In 2022, Xing was elevated to IEEE Fellow for her contributions to gallium nitride high-electron-mobility transistors and wide-bandgap semiconductor devices.

In 2023, Xing was appointed director of SUPREME (SUPeRior Energy-efficient Materials and dEvices), a $34 million Semiconductor Research Corporation JUMP 2.0 research center headquartered at Cornell that connects more than 25 faculty across 13 universities to advance energy-efficient semiconductor materials and microelectronics systems.

Xing established and directs the Jena-Xing Laboratory at Cornell with Debdeep Jena.

== Research ==
Xing's research addresses polar wide-bandgap III-V nitride semiconductors — particularly gallium nitride and aluminum nitride — oxide semiconductors, and two-dimensional layered crystals, spanning both fundamental materials studies and applied device engineering for high-frequency, high-power, and energy-efficient electronics.

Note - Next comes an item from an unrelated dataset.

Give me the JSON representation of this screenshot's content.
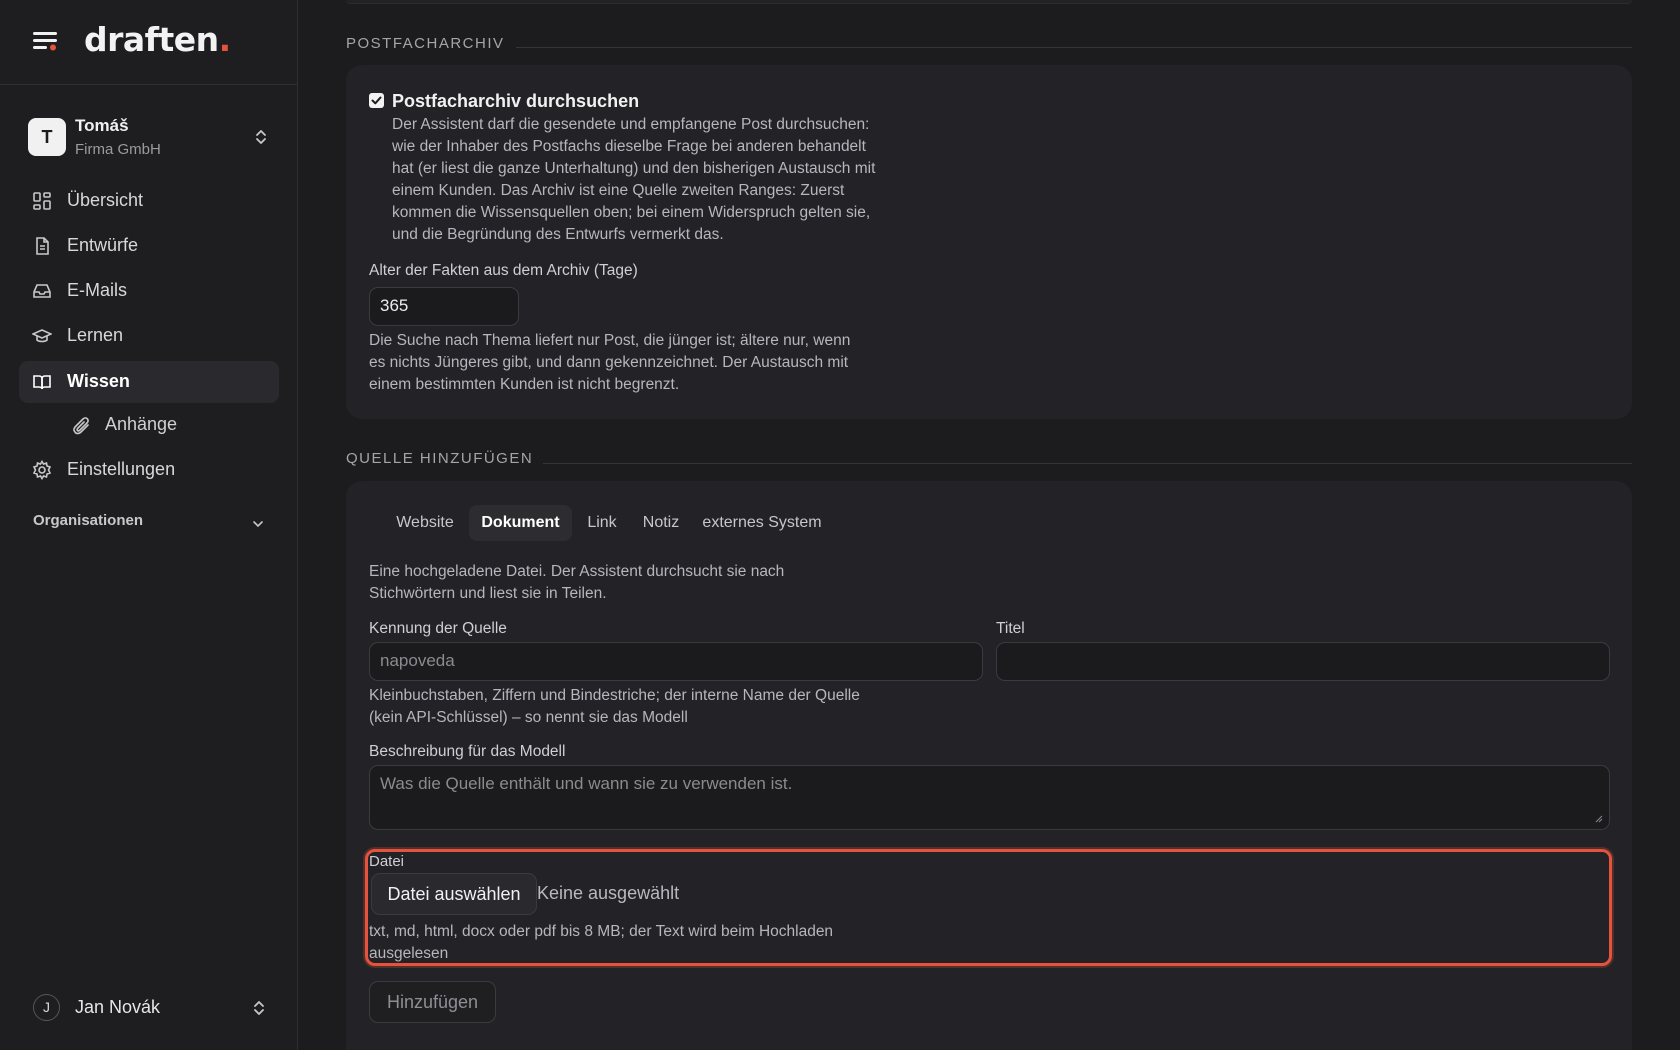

She worked with Debdeep Jena to create GaN power diodes capable of serving as the building blocks for future GaN power switches. The group built a GaN power-switching device that could support 2,000 volts of electricity. As a result of her research, Xing was selected to join the national consortium to develop future cellular infrastructure.

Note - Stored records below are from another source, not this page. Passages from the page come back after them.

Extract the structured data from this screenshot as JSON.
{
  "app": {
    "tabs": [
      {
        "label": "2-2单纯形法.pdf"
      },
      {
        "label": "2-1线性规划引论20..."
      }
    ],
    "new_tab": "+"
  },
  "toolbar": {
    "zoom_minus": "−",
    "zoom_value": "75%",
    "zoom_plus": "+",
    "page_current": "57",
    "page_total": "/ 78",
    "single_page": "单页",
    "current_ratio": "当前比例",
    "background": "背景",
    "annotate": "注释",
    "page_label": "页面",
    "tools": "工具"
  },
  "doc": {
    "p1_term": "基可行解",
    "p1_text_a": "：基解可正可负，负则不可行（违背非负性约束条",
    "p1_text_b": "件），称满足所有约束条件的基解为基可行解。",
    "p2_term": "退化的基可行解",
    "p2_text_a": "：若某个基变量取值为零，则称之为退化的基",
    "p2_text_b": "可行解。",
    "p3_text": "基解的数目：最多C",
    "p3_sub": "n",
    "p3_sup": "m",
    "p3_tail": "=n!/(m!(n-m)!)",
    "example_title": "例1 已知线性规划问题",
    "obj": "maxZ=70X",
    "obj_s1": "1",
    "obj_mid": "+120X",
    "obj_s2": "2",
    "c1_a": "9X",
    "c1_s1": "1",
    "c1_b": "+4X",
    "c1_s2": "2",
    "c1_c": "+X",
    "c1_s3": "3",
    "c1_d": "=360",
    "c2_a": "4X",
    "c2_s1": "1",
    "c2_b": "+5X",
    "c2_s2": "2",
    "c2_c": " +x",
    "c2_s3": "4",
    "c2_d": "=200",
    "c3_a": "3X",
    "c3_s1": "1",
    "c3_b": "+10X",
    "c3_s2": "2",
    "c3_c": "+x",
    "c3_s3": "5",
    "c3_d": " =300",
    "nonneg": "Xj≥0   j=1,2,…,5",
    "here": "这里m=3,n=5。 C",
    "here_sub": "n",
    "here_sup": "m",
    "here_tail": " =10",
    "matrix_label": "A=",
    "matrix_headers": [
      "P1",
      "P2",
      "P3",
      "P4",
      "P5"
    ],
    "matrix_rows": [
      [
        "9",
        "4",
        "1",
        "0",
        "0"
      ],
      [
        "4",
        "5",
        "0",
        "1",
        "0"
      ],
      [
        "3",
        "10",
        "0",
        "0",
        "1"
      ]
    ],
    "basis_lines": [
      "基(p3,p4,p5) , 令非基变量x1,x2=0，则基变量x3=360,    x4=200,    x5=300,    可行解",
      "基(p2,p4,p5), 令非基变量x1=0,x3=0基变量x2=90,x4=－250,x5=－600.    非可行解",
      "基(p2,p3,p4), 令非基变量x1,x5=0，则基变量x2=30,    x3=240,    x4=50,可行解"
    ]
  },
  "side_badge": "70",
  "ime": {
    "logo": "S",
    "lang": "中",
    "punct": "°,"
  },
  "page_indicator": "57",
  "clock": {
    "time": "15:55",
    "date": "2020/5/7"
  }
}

During the pandemic, she co-created a material structure that simultaneously exhibits superconductivity and the quantum Hall effect. Xing also led a research team to investigate durable, energy-efficient, pausable processing in polymorphic memories (DEEP3M), where computational capabilities are pushed directly into the high-capacity memories. Her co-authored paper "Molecular beam homoepitaxy on bulk AIN enabled by aluminum-assisted surface cleaning" was selected as an Editor's Pick in the journal Applied Physics Letters.

== Awards and honors ==

- AFOSR Young Investigator Program Award, 2008
- National Science Foundation CAREER Award, 2009
- U.S. Department of Defense Multidisciplinary Research Initiative (MURI) grant, 2011
- William L. Quackenbush Professorship (inaugural holder), Cornell University, 2018
- Fellow, American Physical Society, 2019
- Fellow, American Association for the Advancement of Science, 2021
- U.S. Department of Energy Advanced Research Projects Agency-Energy grant, 2021
- Fellow, IEEE, 2022, "for contributions to GaN high-electron-mobility transistors"
- Semiconductor Industry Association / Semiconductor Research Corporation University Research Award in Technology, 2025

== Personal life ==
Xing is married to Debdeep Jena, a fellow professor of electrical and computer engineering at Cornell, with whom she frequently collaborates on research.